Tax Alert No. 40 - 

International taxation  28.12.2021

The reclassification of income from an international transaction is not subject to the second and the third inter-quarterly range - 28.12.2021

In this newsletter, we would like to discuss the appeal by discussing the appeal by “Sephira Veofek Ltd. (“Sephira Israel” or “The Company“) in respect of the tax assessments that had been issued to it for the years 2011 to 2013.

The main facts relating to the case

  • Sephira Israel is engaged primarily in the provision of software development and maintenance and the operation of a call center for related companies overseas. Since 2011, it has claimed a reduced tax rate of 7.5%, which is provided to a preferential enterprise (the granting of development services to a foreign resident) and the balance of its revenues have been classified as regular income (which is chargeable at the corporate income tax rate of 23%).

  • Pursuant to a transfer pricing study dated April 2011, the appropriate method for Sephira Israel is the retainer method (the payment of a fixed amount, which is not conditional upon the volume of activity). Pursuant to this method, the operating income rate from the supply of services lies between 12.36% and 23.26%, with a median rate of 18.67% (in a review that was conducted for the year 2013, it was determined that the range was between 18% and 30%). It should be mentioned that in a review of similar transactions between unrelated parties, a transaction was also found with an operating income of 39.92%.

  • Despite the aforesaid, in the above captioned company’s tax reports, the Company reported on operating profit rates from the provision of research and development expenses of 50.15%, 63.25% and 64% in the 2011, 2012 and 2013 tax years, respectively.

The assessing officer’s main claims

  • The assessing officer claims that Sephira Israel’s reported income from the provision of R&D services in the tax years in question are not at arm’s length, and accordingly the income in excess of the median range in the transfer pricing work is chargeable at the regular corporate income tax rate (in accordance with the indications as income from management or marketing services).

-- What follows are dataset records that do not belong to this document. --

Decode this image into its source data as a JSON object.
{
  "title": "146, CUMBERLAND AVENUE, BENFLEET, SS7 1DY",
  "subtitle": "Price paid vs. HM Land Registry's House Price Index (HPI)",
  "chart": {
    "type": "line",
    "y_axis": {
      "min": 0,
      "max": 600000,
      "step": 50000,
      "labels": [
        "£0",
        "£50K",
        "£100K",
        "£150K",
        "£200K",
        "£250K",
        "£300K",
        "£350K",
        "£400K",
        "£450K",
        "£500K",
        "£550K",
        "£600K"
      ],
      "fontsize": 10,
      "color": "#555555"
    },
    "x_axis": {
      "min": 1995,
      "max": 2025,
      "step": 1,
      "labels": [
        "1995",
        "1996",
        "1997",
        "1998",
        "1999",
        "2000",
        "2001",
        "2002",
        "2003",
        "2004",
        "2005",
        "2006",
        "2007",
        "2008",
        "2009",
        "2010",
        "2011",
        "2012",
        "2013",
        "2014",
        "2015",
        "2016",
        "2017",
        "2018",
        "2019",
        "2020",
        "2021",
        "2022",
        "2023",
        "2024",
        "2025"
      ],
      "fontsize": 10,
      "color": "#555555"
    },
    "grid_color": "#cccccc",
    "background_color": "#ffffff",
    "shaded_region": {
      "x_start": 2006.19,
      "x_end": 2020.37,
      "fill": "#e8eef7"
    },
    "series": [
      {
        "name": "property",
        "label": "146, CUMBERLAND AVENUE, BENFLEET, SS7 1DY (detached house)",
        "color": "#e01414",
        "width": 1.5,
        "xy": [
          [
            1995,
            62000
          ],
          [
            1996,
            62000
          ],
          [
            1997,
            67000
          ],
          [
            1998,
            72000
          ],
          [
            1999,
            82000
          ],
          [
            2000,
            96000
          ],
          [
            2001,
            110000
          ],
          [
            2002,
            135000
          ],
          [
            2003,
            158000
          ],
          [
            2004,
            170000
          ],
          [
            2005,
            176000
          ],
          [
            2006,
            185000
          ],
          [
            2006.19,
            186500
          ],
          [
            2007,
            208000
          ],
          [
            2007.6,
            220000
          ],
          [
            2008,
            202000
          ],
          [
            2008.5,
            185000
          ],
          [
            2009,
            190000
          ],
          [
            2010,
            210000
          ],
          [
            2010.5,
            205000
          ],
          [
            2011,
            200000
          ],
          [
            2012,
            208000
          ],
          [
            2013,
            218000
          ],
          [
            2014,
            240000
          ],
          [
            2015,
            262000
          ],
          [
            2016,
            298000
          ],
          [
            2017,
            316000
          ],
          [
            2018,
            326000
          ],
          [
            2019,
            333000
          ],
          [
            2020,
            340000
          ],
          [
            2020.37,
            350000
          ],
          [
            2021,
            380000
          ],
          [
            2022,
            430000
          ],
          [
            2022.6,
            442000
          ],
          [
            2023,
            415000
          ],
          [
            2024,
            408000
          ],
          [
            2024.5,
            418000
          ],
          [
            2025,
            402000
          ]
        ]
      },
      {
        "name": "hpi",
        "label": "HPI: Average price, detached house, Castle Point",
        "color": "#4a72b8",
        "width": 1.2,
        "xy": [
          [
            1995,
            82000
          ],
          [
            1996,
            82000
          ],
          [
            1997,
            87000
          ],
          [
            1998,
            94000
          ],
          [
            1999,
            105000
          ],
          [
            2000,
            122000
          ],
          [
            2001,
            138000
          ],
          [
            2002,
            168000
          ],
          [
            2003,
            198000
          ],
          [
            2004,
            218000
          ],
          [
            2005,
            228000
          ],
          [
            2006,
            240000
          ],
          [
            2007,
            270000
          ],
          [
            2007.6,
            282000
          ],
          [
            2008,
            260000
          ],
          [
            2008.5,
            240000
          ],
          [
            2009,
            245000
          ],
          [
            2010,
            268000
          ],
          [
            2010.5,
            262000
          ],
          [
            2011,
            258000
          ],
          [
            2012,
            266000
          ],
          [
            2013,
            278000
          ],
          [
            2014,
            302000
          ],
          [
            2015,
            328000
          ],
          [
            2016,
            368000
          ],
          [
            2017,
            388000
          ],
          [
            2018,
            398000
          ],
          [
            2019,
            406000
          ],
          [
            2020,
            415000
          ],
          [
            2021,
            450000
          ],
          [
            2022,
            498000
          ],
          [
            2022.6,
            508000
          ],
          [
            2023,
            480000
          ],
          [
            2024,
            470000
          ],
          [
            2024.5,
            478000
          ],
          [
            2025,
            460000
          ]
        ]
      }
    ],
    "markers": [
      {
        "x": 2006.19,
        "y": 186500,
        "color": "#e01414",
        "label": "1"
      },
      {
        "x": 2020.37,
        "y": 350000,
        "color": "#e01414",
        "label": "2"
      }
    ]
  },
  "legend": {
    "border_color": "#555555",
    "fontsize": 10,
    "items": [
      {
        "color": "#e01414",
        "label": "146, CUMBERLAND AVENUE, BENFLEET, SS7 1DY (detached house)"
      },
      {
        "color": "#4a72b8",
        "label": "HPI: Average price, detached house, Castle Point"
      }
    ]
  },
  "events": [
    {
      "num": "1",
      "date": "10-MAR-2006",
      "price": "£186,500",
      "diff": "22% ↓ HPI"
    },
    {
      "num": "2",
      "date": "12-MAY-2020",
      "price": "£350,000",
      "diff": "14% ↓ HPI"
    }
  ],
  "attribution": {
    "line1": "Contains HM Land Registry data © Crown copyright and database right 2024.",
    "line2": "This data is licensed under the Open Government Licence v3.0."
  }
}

  • The assessment was not prepared under the provisions of the Ordinance, i.e. the contradictory transfer pricing study that was prepared by the assessing officer, but rather it places reliance on the transfer pricing study that was prepared by the Company, where the profitability rate that it reported in its tax reports is much higher than what arises from that work, and hence the assessment is a reclassification of part of the R&D income such that they will be determined to be other income, which are not entitled to benefits as a preferential enterprise.

Sephira Israel’s main claims

  • The provision of the Ordinance on the subject of transfer pricing applies to a transaction in which less profit has been produced and not to a transaction which is higher than is customary, since the substance of the legislation is to prevent erosion of the tax base in Israel and the shifting of the profit outside of Israel.

  • If and insofar as there is room for reclassification, then this should not be done from the median rate, but rather from the high rate, which is to be found in the transfer pricing review, which it had performed (i.e. above 39.82%).

The Court’s ruling:

  • The provision of the Ordinance on the matter of transfer pricing applies where the international transaction has generated less profits from a comparative perspective and it cannot bear an interpretation pursuant to which the provision of the section applies also where the Israeli side to an international transaction produces more profits from a comparative perspective.

  • The assessing officer is entitled to make use (of his authority) for the reclassification of Sephira Israel’s income from R&D services to related companies.

  • Since the assessing officer’s claim related to the reclassification of the income and not to the implementation of the provision of the Ordinance, the Court has adopted the maximal profit rate that is to be found in transaction between unrelated parties (more than approximately 40%) as one of the objective criteria and to view income that exceeds this as income that is not entitled to the tax benefits that are provided to a preferential enterprise, and the assessing officer is entitled to classify the income as income from management services (i.e. a transfer pricing review does not apply and the maximal rate therein has been taken).

It arises from the ruling that there was an incentive to shift profits from France, where the corporate income tax rate stood at 33.33% in the tax years in question whereas it stood at 24% to 25%, and the tax rates that apply to income from a preferential enterprise reduce it even more.

The provision of the Ordinance do not determine what the law is regarding income that exceeds what is determined in the transfer pricing study, accordingly it is apparent that the assessing officer’s path to taxing the surplus income (even if there was no income from the preferential enterprise) is trough reclassification. It should be mentioned that if we were talking about an Israeli parent company and a foreign subsidiary, and the collection of income from the subsidiary by the parent company, at a rate exceeding the rate that has been determined to be appropriate in the transfer pricing, so the parent company can to request that this surplus income should be viewed as dividend income and to apply the indirect credit path, that applies to income from a dividend from abroad.